Article
Personal Choice

Mental Stealing Effects on Purchase Decisions for Others

Date: 2013
Author: Derek D. Rucker, Esta Denton
Contributor: eb™ Research Team

Past research on mental accounting has focused on how consumers create budgets for themselves to control the flow of resources (Thaler 1980; 1999; Thaler and Johnson 1990). This research examines how consumers’ creation of a mental account, or budget, for another person affects the consumers purchase decisions for that other. Although some prior research suggests might focus on finding a good gift, we predict that the formation of a mental account for another can sometimes lead to consumers avoid optimizing on the best gift. Instead, consumers will spend in a manner to avoid feeling as if they have stolen from another person’s account, an experience we term mental stealing.
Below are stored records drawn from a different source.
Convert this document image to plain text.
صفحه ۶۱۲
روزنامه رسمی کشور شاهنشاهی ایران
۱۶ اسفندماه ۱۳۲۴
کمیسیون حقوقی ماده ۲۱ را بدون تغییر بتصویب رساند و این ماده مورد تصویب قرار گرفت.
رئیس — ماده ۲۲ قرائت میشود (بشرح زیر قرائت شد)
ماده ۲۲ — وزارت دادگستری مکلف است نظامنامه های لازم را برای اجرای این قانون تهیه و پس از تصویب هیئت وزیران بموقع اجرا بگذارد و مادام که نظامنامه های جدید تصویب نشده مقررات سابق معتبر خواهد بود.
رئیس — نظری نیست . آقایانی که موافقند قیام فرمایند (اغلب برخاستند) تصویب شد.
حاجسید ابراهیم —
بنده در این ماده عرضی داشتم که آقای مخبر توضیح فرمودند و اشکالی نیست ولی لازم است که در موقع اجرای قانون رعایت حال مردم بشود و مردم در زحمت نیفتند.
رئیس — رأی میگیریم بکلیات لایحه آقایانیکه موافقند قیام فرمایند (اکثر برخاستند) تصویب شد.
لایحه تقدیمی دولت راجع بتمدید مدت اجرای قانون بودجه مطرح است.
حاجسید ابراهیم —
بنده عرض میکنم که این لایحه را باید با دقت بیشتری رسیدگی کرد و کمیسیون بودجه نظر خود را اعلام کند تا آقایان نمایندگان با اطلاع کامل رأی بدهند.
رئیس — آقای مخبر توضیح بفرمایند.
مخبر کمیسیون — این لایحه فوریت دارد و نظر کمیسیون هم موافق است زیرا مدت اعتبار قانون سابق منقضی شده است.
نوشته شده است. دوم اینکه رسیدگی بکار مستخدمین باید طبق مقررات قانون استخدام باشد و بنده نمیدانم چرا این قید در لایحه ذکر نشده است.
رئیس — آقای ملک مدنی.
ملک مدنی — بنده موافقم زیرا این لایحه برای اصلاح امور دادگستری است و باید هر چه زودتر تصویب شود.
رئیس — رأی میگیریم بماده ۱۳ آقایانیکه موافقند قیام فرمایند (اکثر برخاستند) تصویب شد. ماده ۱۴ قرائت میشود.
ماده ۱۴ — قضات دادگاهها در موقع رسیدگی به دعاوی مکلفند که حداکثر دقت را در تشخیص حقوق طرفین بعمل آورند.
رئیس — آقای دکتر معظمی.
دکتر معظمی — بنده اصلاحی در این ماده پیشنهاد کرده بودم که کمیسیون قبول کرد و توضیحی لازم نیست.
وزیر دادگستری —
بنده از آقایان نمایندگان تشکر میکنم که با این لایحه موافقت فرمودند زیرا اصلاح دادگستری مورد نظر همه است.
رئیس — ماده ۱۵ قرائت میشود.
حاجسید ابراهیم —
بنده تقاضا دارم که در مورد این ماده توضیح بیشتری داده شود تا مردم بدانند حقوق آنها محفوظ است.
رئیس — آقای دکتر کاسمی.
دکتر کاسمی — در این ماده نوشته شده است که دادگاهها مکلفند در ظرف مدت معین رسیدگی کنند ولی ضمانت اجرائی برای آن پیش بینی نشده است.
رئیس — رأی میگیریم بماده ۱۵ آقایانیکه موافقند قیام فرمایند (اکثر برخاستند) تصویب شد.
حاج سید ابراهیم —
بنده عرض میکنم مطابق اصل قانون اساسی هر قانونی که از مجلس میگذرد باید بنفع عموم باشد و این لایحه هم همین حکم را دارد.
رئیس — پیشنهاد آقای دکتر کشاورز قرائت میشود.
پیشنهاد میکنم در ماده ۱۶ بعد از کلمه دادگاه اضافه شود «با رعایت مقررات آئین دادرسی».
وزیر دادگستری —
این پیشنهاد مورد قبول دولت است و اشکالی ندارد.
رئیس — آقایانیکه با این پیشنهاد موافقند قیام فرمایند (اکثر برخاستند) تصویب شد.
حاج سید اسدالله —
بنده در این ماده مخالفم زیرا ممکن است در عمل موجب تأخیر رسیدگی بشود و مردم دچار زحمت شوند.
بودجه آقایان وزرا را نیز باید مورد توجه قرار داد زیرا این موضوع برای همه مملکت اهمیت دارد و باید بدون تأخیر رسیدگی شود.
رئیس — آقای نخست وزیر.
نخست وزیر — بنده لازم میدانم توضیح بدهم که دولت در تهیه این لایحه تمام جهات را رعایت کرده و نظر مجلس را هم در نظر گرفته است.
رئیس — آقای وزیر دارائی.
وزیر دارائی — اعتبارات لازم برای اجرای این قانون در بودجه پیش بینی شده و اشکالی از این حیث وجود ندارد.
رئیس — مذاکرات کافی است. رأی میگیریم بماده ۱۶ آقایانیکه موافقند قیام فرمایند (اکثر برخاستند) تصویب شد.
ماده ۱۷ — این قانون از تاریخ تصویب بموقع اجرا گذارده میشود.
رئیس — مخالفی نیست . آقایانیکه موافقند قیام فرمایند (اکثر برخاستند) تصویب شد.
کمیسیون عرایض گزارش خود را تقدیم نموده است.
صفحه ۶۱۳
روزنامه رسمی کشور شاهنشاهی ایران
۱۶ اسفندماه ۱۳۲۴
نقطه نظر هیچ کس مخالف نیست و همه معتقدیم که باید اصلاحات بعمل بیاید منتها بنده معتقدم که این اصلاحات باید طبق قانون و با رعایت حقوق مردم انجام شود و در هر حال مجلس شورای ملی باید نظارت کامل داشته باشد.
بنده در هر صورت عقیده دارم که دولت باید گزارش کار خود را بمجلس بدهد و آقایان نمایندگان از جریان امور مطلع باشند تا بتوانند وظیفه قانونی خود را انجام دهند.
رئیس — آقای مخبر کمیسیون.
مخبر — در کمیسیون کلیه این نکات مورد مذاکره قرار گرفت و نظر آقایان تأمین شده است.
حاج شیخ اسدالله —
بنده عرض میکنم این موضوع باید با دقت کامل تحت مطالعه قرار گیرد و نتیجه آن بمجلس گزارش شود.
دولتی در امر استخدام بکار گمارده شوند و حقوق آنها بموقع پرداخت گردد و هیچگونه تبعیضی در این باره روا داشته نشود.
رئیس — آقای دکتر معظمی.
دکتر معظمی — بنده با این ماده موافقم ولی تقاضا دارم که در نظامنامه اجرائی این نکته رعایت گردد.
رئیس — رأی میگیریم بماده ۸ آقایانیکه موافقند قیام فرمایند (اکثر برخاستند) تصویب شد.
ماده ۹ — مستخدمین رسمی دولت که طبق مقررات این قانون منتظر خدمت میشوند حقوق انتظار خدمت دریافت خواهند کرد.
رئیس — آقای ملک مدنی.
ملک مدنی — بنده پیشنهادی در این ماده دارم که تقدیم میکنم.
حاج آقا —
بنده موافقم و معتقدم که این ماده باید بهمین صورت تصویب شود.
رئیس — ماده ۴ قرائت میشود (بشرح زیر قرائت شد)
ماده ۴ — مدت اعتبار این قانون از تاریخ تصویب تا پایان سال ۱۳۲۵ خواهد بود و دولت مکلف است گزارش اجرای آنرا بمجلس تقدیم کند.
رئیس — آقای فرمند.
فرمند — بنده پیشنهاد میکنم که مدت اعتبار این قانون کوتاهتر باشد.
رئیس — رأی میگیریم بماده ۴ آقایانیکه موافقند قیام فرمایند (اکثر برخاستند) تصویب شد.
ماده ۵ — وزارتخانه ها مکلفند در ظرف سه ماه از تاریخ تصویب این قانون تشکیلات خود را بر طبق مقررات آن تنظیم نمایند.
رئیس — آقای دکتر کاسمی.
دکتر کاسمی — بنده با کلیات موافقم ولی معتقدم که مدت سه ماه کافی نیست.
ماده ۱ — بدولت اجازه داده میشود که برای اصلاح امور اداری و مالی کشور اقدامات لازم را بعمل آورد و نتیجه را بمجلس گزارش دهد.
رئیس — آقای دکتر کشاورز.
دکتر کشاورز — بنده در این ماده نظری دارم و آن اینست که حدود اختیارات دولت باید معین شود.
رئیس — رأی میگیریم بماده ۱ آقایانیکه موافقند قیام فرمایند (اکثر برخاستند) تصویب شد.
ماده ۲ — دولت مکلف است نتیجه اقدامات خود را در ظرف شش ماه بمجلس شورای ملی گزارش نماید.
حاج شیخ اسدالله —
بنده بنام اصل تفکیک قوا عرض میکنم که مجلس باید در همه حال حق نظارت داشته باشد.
Mental stealing is defined as a sense of guilt due to an individual feeling that they are stealing from another individual by spending less money than they had cognitively committed to the person in their mind. The creation of a mental account may lead consumers to be averse to spending significantly below the budget due to the feeling that they are stealing resources that have already been given to the other person. In experiment 1, we predict that aversion to mental stealing can lead to decreased purchase intentions towards gifts that meet gift criteria but which are priced significantly below the budget. In experiment 2 we examine whether a mental account must be created for mental stealing to occur, as well as the mediating effect of self-reported guilt. Finally, experiment 3 examines a moderator of the mental stealing effect based on a consumer’s ability to make future reparations.